I am looking for a nice way to render mesh objects with different vertex layouts wihtout large effort (e.g. defining a renderer class for each vertex layout). You can see some examples of different vertex formats below.
enum EVertexFormat
{
VERTEX_FORMAT_UNDEFINED = -1,
VERTEX_FORMAT_P1 = 0,
VERTEX_FORMAT_P1N1,
VERTEX_FORMAT_P1N1UV,
VERTEX_FORMAT_P1N1C1,
VERTEX_FORMAT_P1N1UVC1,
};
// the simplest possible vertex -- position only
struct SVertexP1
{
math::Vector3D m_position; // position of the vertex
};
struct SVertexP1N1
{
math::Vector3D m_position; // position of the vertex
math::Vector3D m_normal; // normal of the vertex
};
// a typical vertex format with position, vertex normal
// and one set of texture coordinates
struct SVertexP1N1UV
{
math::Vector3D m_position; // position of the vertex
math::Vector3D m_normal; // normal of the vertex
math::Vector2D m_uv; // (u,v) texture coordinate
};
struct SVertexP1N1C1
{
math::Vector3D m_position; // position of the vertex
math::Vector3D m_normal; // normal of the vertex
uint32_t m_color_u32; // color of the vertex
};
struct SVertexP1N1UVC1
{
math::Vector3D m_position; // position of the vertex
math::Vector3D m_normal; // normal of the vertex
math::Vector2D m_uv; // (u,v) texture coordinate
uint32_t m_color_u32; // color of the vertex
};
The background is, that I want to render different objects.

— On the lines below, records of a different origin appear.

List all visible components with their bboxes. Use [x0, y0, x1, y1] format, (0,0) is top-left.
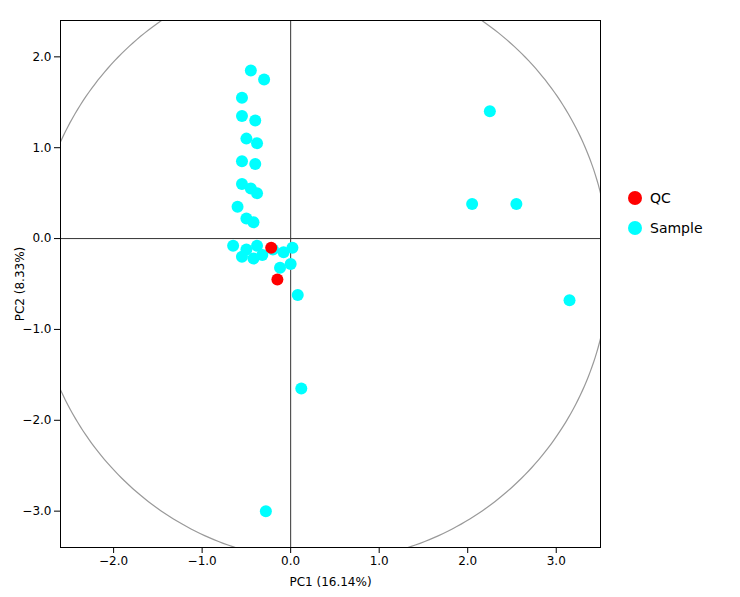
svg-text:−3.0: −3.0 — [22, 504, 51, 518]
svg-text:2.0: 2.0 — [32, 50, 51, 64]
svg-text:2.0: 2.0 — [458, 554, 477, 568]
svg-text:1.0: 1.0 — [32, 141, 51, 155]
svg-text:0.0: 0.0 — [281, 554, 300, 568]
svg-text:0.0: 0.0 — [32, 231, 51, 245]
svg-text:PC2 (8.33%): PC2 (8.33%) — [13, 247, 27, 322]
svg-text:−1.0: −1.0 — [188, 554, 217, 568]
svg-text:PC1 (16.14%): PC1 (16.14%) — [289, 575, 371, 589]
svg-text:1.0: 1.0 — [370, 554, 389, 568]
html-text:QC: QC — [650, 190, 671, 206]
svg-text:−2.0: −2.0 — [22, 413, 51, 427]
svg-text:−2.0: −2.0 — [99, 554, 128, 568]
svg-text:−1.0: −1.0 — [22, 322, 51, 336]
html-text:Sample: Sample — [650, 220, 703, 236]
svg-text:3.0: 3.0 — [547, 554, 566, 568]
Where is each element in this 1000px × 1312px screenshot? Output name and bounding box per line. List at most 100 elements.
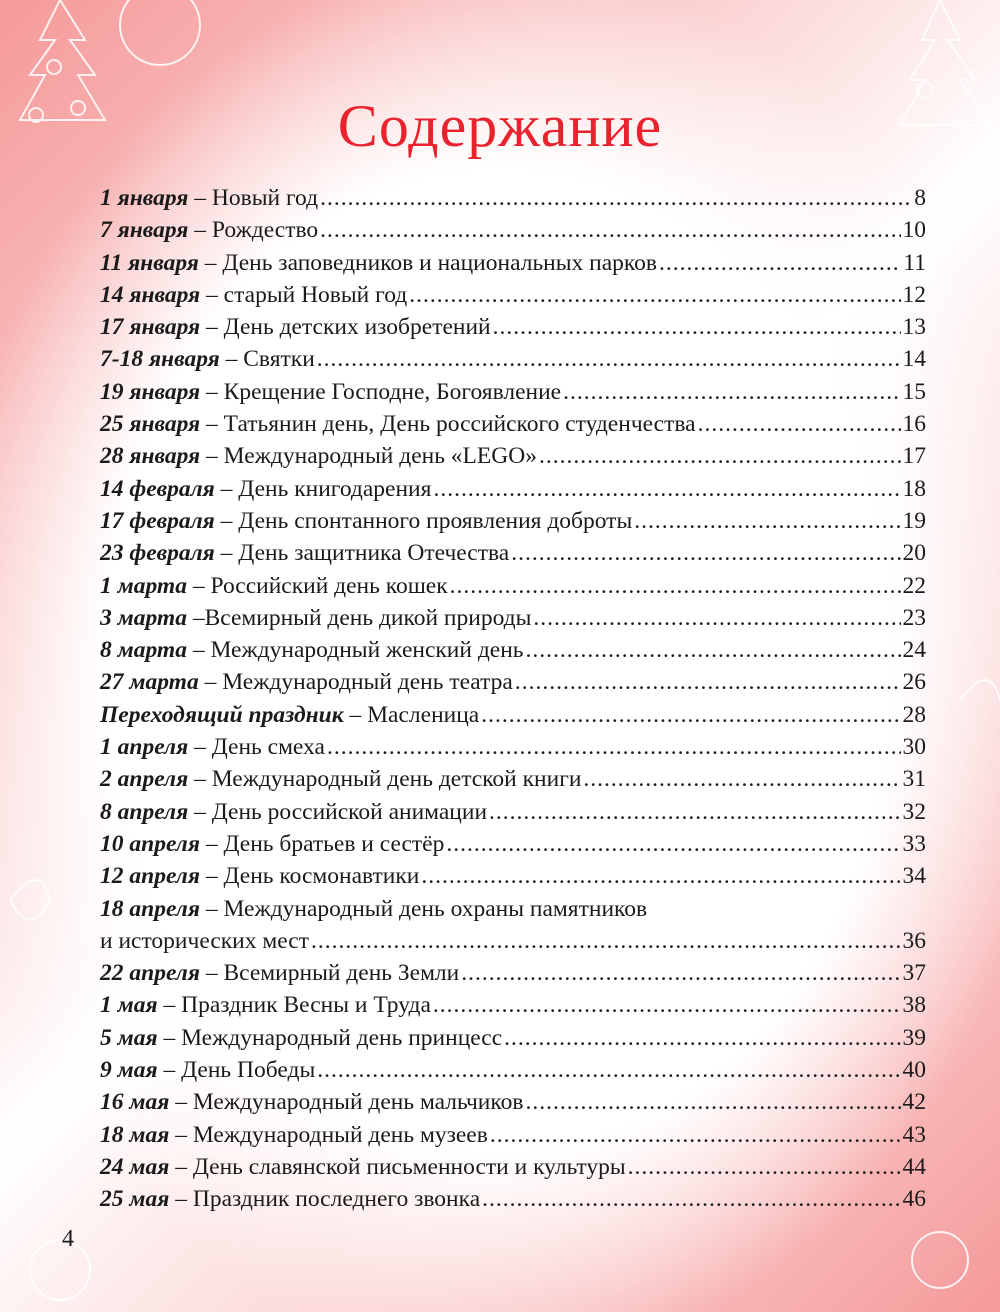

Some of them are primitives (e.g. planes, spheres) which do not own texture coordinates or normals. On the other hand I want to render more complex objects which have normals, texture coordinates etc. Is there a smart way or design to avoid programming multiple renderer classes and instead using a single renderer class? I am aware, that this will also affect shaders.